Last year, the advisory group set up to look into the future of New Zealand broadcasting recommended that TVNZ and RNZ should be disestablished and merged. In their place the group recommended a new “globally recognised public media entity”.

At the time of writing, it appeared the Labour government had finally approved the plan. While there is still much work to do before the merger happens, it is almost inevitable that the BCC will come up in public discussions.

And indeed, in the Listener, industry stalwarts including Geoffrey Whitehead, the former chief executive of RNZ and Australia’s ABC, and broadcaster Tom Frewen, have already cited the BBC and its original mission to “inform, educate and entertain” as the prototype on which a merged public broadcaster should be founded in New Zealand.

The BBC is a truly global brand. It has more than 22,000 staff and boasts four TV channels, 40 local radio stations, the World Service, a streaming service, and a website that reaches 38 million people in the UK alone.

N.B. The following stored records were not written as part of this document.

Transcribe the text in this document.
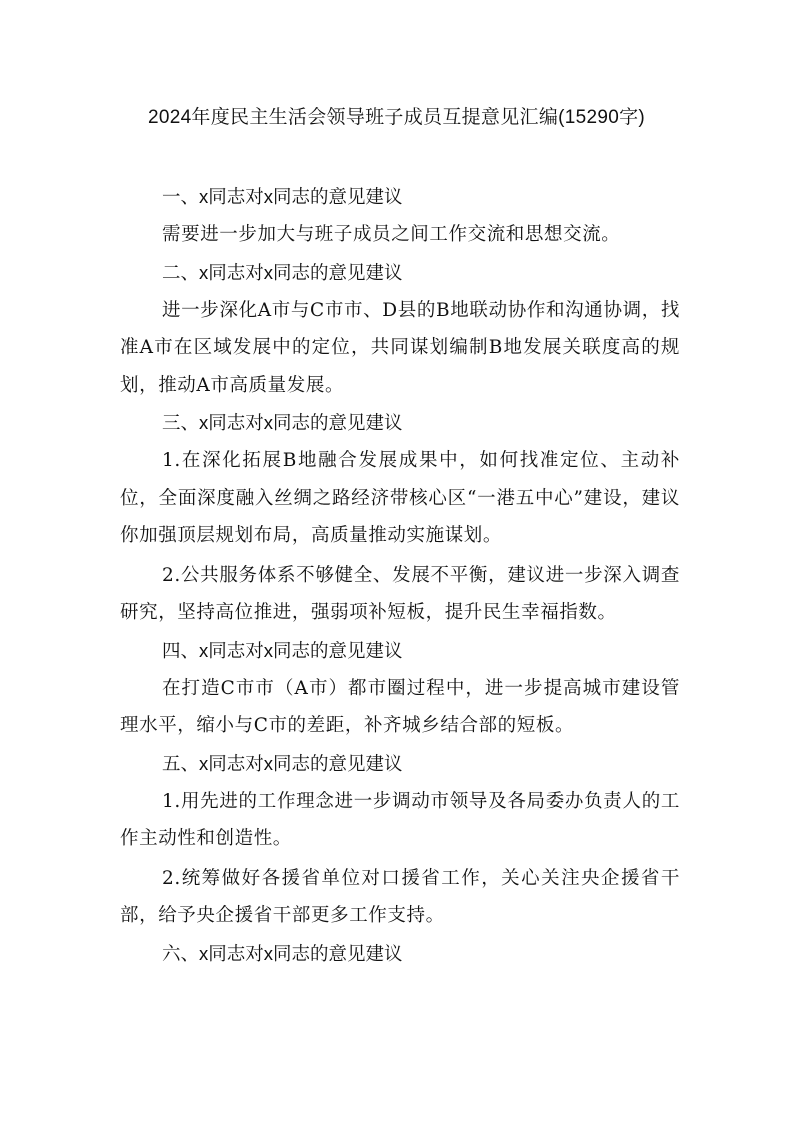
2024年度民主生活会领导班子成员互提意见汇编(15290字)
一、x同志对x同志的意见建议

需要进一步加大与班子成员之间工作交流和思想交流。

二、x同志对x同志的意见建议

进一步深化A市与C市市、D县的B地联动协作和沟通协调，找准A市在区域发展中的定位，共同谋划编制B地发展关联度高的规划，推动A市高质量发展。

三、x同志对x同志的意见建议

1.在深化拓展B地融合发展成果中，如何找准定位、主动补位，全面深度融入丝绸之路经济带核心区“一港五中心”建设，建议你加强顶层规划布局，高质量推动实施谋划。

2.公共服务体系不够健全、发展不平衡，建议进一步深入调查研究，坚持高位推进，强弱项补短板，提升民生幸福指数。

四、x同志对x同志的意见建议

在打造C市市（A市）都市圈过程中，进一步提高城市建设管理水平，缩小与C市的差距，补齐城乡结合部的短板。

五、x同志对x同志的意见建议

1.用先进的工作理念进一步调动市领导及各局委办负责人的工作主动性和创造性。

2.统筹做好各援省单位对口援省工作，关心关注央企援省干部，给予央企援省干部更多工作支持。

六、x同志对x同志的意见建议
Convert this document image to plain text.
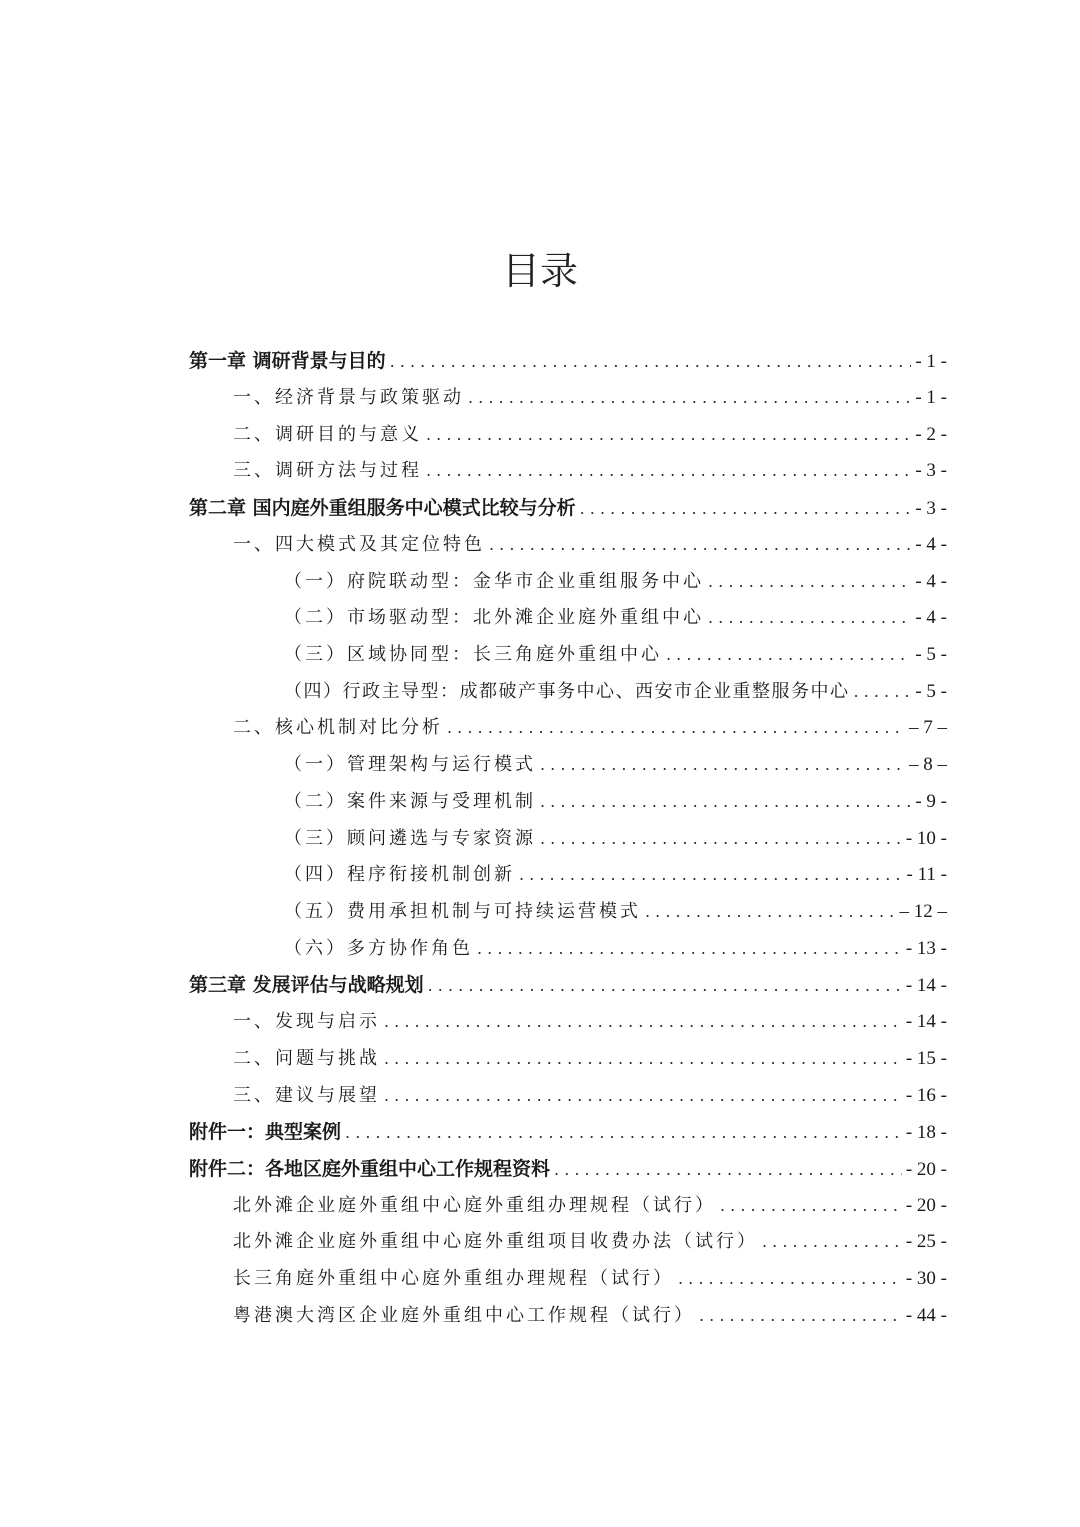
目录
第一章 调研背景与目的 . . .	- 1 -
一、经济背景与政策驱动 . . .	- 1 -
二、调研目的与意义 . . .	- 2 -
三、调研方法与过程 . . .	- 3 -
第二章 国内庭外重组服务中心模式比较与分析 . . .	- 3 -
一、四大模式及其定位特色 . . .	- 4 -
（一）府院联动型：金华市企业重组服务中心 . . .	- 4 -
（二）市场驱动型：北外滩企业庭外重组中心 . . .	- 4 -
（三）区域协同型：长三角庭外重组中心 . . .	- 5 -
（四）行政主导型：成都破产事务中心、西安市企业重整服务中心 . . .	- 5 -
二、核心机制对比分析 . . .	– 7 –
（一）管理架构与运行模式 . . .	– 8 –
（二）案件来源与受理机制 . . .	- 9 -
（三）顾问遴选与专家资源 . . .	- 10 -
（四）程序衔接机制创新 . . .	- 11 -
（五）费用承担机制与可持续运营模式 . . .	– 12 –
（六）多方协作角色 . . .	- 13 -
第三章 发展评估与战略规划 . . .	- 14 -
一、发现与启示 . . .	- 14 -
二、问题与挑战 . . .	- 15 -
三、建议与展望 . . .	- 16 -
附件一：典型案例 . . .	- 18 -
附件二：各地区庭外重组中心工作规程资料 . . .	- 20 -
北外滩企业庭外重组中心庭外重组办理规程（试行） . . .	- 20 -
北外滩企业庭外重组中心庭外重组项目收费办法（试行） . . .	- 25 -
长三角庭外重组中心庭外重组办理规程（试行） . . .	- 30 -
粤港澳大湾区企业庭外重组中心工作规程（试行） . . .	- 44 -
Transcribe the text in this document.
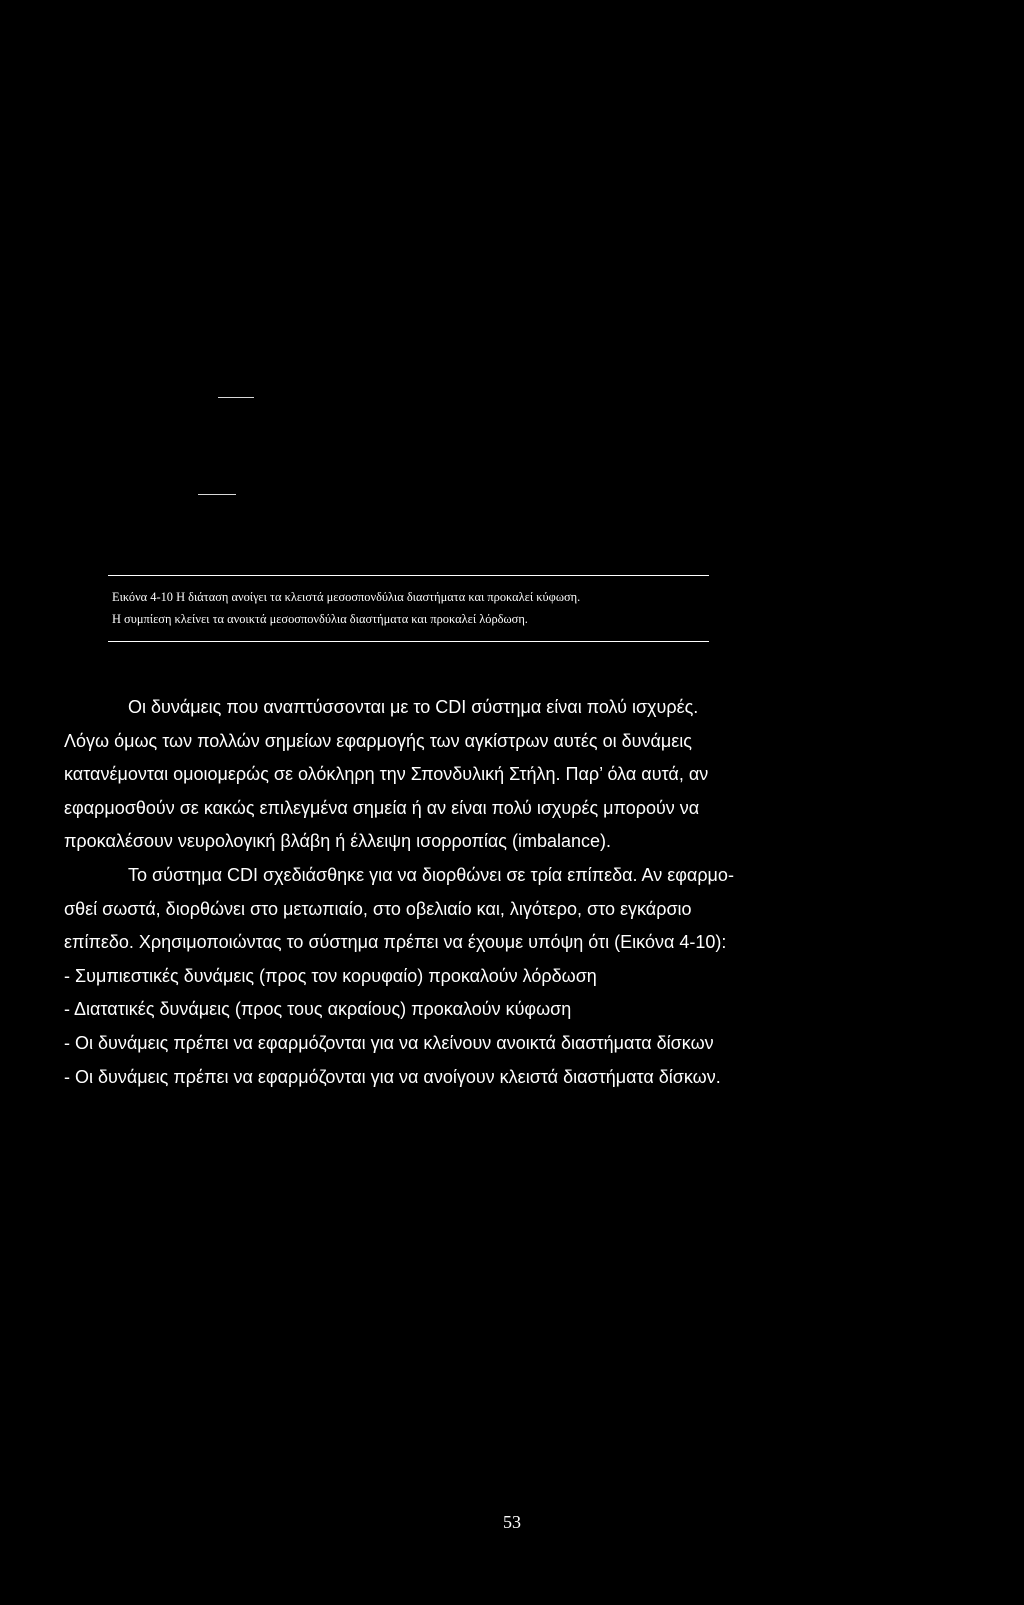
Εικόνα 4-10 Η διάταση ανοίγει τα κλειστά μεσοσπονδύλια διαστήματα και προκαλεί κύφωση.
Η συμπίεση κλείνει τα ανοικτά μεσοσπονδύλια διαστήματα και προκαλεί λόρδωση.
Οι δυνάμεις που αναπτύσσονται με το CDI σύστημα είναι πολύ ισχυρές.
Λόγω όμως των πολλών σημείων εφαρμογής των αγκίστρων αυτές οι δυνάμεις
κατανέμονται ομοιομερώς σε ολόκληρη την Σπονδυλική Στήλη. Παρ’ όλα αυτά, αν
εφαρμοσθούν σε κακώς επιλεγμένα σημεία ή αν είναι πολύ ισχυρές μπορούν να
προκαλέσουν νευρολογική βλάβη ή έλλειψη ισορροπίας (imbalance).
Το σύστημα CDI σχεδιάσθηκε για να διορθώνει σε τρία επίπεδα. Αν εφαρμο-
σθεί σωστά, διορθώνει στο μετωπιαίο, στο οβελιαίο και, λιγότερο, στο εγκάρσιο
επίπεδο. Χρησιμοποιώντας το σύστημα πρέπει να έχουμε υπόψη ότι (Εικόνα 4-10):
- Συμπιεστικές δυνάμεις (προς τον κορυφαίο) προκαλούν λόρδωση
- Διατατικές δυνάμεις (προς τους ακραίους) προκαλούν κύφωση
- Οι δυνάμεις πρέπει να εφαρμόζονται για να κλείνουν ανοικτά διαστήματα δίσκων
- Οι δυνάμεις πρέπει να εφαρμόζονται για να ανοίγουν κλειστά διαστήματα δίσκων.
53
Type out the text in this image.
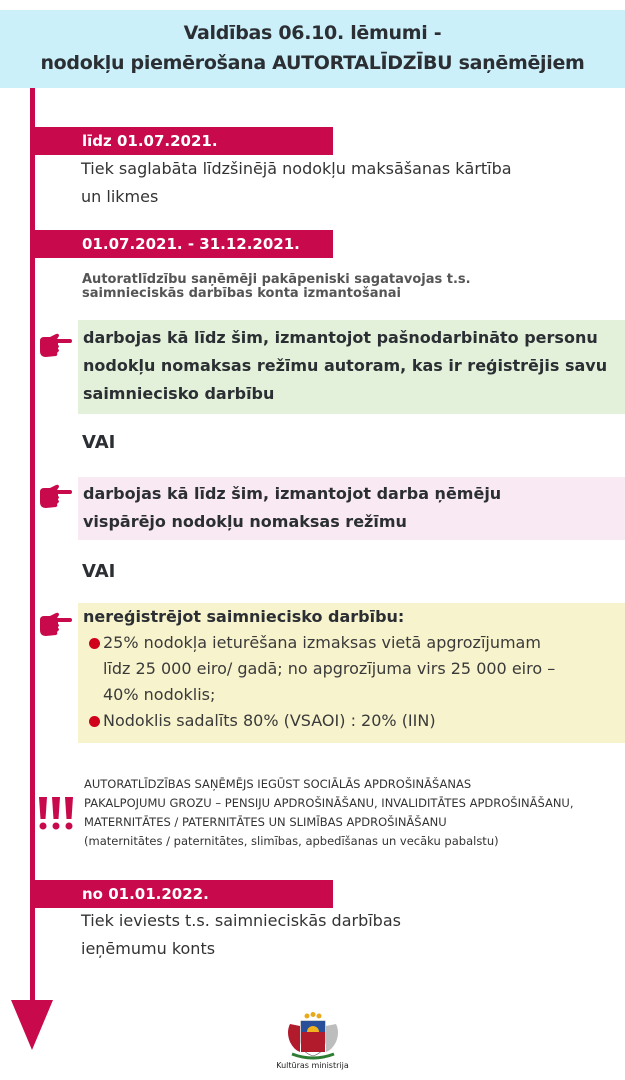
Valdības 06.10. lēmumi -
nodokļu piemērošana AUTORTALĪDZĪBU saņēmējiem
līdz 01.07.2021.
Tiek saglabāta līdzšinējā nodokļu maksāšanas kārtība
un likmes
01.07.2021. - 31.12.2021.
Autoratlīdzību saņēmēji pakāpeniski sagatavojas t.s.
saimnieciskās darbības konta izmantošanai
darbojas kā līdz šim, izmantojot pašnodarbināto personu
nodokļu nomaksas režīmu autoram, kas ir reģistrējis savu
saimniecisko darbību
VAI
darbojas kā līdz šim, izmantojot darba ņēmēju
vispārējo nodokļu nomaksas režīmu
VAI
nereģistrējot saimniecisko darbību:
25% nodokļa ieturēšana izmaksas vietā apgrozījumam
līdz 25 000 eiro/ gadā; no apgrozījuma virs 25 000 eiro –
40% nodoklis;
Nodoklis sadalīts 80% (VSAOI) : 20% (IIN)
AUTORATLĪDZĪBAS SAŅĒMĒJS IEGŪST SOCIĀLĀS APDROŠINĀŠANAS
PAKALPOJUMU GROZU – PENSIJU APDROŠINĀŠANU, INVALIDITĀTES APDROŠINĀŠANU,
MATERNITĀTES / PATERNITĀTES UN SLIMĪBAS APDROŠINĀŠANU
(maternitātes / paternitātes, slimības, apbedīšanas un vecāku pabalstu)
no 01.01.2022.
Tiek ieviests t.s. saimnieciskās darbības
ieņēmumu konts
Kultūras ministrija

It has produced so many radio and TV programmes that no one knows the total figure, though it’s estimated to be somewhere between 10 and 20 million. That number includes, in this century alone, Fleabag, The Office, The Thick of It, Happy Valley, Planet Earth, Normal People and I May Destroy You. Throw in Fawlty Towers, Monty Python, The Singing Detective, Life on Earth and countless other classics from the 20th century, and you have an impressive roll call of some of the finest TV ever made.